About the Work
A pioneer of public art, Jenny Holzer is most famous for her series of Truisms, short maxims that she writes or appropriates to comment on contemporary culture. Her first Truisms from the 1970s were printed in black ink on white posters and wheat-pasted around New York. In later projects, her aphorisms appear in public places in the form of LED signs, light projections on buildings, silk-screened paintings, bronze plaques, and incised stone benches. Sometimes serious and sometimes ironic or contradictory, the purpose of Truisms is to remind us to constantly question and critique politics, inequality, and the conflicts of the world around us.
About the Artist
Jenny Holzer is an American conceptual artist best known for her text-based works, which are constructed from “truisms” such as “abuse of power comes as no surprise” and “protect me from what I want.” By experimenting with the use of words visually displayed in public spaces, Holzer is able to stimulate public discussions about violence, sexuality, oppression, human rights, feminism, power, war, and death. Starting with street posters, Holzer’s practice has come to incorporate LED screens that run with stock-ticker-like texts, painted signs, plaques, photographs, sound, video, and the Internet.

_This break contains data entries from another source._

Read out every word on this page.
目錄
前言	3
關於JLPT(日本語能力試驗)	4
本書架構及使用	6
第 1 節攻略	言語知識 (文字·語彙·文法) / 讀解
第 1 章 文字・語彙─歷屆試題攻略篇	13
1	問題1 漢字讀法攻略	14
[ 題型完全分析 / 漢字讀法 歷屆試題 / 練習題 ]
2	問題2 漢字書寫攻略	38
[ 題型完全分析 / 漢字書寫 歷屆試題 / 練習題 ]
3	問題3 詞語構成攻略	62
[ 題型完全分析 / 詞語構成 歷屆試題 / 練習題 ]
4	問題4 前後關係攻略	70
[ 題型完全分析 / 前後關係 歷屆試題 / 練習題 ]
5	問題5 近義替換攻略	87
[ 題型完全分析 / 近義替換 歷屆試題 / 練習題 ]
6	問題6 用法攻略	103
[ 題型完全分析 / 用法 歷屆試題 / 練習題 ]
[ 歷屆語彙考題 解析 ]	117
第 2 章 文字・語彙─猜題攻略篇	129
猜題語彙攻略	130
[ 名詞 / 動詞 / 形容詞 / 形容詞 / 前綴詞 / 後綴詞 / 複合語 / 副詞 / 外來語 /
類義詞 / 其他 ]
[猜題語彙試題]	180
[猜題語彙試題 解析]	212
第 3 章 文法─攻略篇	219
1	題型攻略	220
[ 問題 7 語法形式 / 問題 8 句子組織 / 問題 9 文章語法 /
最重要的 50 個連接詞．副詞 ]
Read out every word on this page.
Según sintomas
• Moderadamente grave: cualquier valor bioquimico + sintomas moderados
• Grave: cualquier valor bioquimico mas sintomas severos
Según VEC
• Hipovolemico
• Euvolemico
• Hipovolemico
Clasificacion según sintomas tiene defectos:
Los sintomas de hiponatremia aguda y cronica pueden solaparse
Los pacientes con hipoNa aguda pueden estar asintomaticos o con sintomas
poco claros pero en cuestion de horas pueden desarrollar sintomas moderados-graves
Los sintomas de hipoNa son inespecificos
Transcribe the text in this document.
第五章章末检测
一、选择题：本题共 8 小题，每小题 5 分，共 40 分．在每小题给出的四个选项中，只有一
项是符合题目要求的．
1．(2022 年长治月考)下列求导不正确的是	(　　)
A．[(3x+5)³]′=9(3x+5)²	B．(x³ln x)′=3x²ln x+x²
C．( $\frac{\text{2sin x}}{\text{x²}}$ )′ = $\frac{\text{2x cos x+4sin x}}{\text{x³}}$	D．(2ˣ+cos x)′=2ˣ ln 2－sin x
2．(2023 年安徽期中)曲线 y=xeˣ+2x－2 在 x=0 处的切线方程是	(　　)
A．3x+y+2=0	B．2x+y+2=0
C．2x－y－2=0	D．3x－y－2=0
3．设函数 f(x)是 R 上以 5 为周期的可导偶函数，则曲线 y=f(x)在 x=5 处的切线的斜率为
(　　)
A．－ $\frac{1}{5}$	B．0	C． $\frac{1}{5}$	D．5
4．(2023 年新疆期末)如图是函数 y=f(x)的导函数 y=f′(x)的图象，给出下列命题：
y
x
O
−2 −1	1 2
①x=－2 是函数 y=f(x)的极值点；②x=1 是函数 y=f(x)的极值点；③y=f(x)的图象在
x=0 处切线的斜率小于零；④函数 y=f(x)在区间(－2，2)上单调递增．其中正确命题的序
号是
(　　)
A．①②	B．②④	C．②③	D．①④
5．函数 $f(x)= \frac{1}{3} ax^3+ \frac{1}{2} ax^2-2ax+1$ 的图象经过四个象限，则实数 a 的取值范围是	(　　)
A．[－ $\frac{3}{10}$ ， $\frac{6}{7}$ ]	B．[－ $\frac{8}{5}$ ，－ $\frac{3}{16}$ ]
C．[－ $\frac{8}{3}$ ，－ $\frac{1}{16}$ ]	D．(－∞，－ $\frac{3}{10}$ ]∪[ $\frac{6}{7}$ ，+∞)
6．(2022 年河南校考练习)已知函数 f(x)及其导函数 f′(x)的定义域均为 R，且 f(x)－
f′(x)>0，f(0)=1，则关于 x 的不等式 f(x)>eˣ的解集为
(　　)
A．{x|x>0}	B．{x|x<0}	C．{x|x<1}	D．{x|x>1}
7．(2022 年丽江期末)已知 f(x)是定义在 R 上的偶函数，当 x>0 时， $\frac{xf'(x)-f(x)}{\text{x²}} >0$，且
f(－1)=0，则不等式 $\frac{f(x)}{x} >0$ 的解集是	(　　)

Until 1993, Holzer wrote her own texts, after which she began to appropriate texts by Polish Nobel laureate Wislawa Szymborska, and other champions of human rights, including Elfriede Jelinek, Fadhil Al-Azawi, Yehuda Amichai, and Mahmoud Darwish. Recent works include I Was in Baghdad Ochre Fade (2007), a series of oil on linen transcriptions of torture documents from the Iraq War; Redaction Paintings (2009), which were created using recently released classified memos with texts blacked out by censors; and an installation in the lobby of 7 World Trade Center. In 1990, she was the first woman to represent the United States at the Venice Biennale, where she won the Golden Lion for the best artist.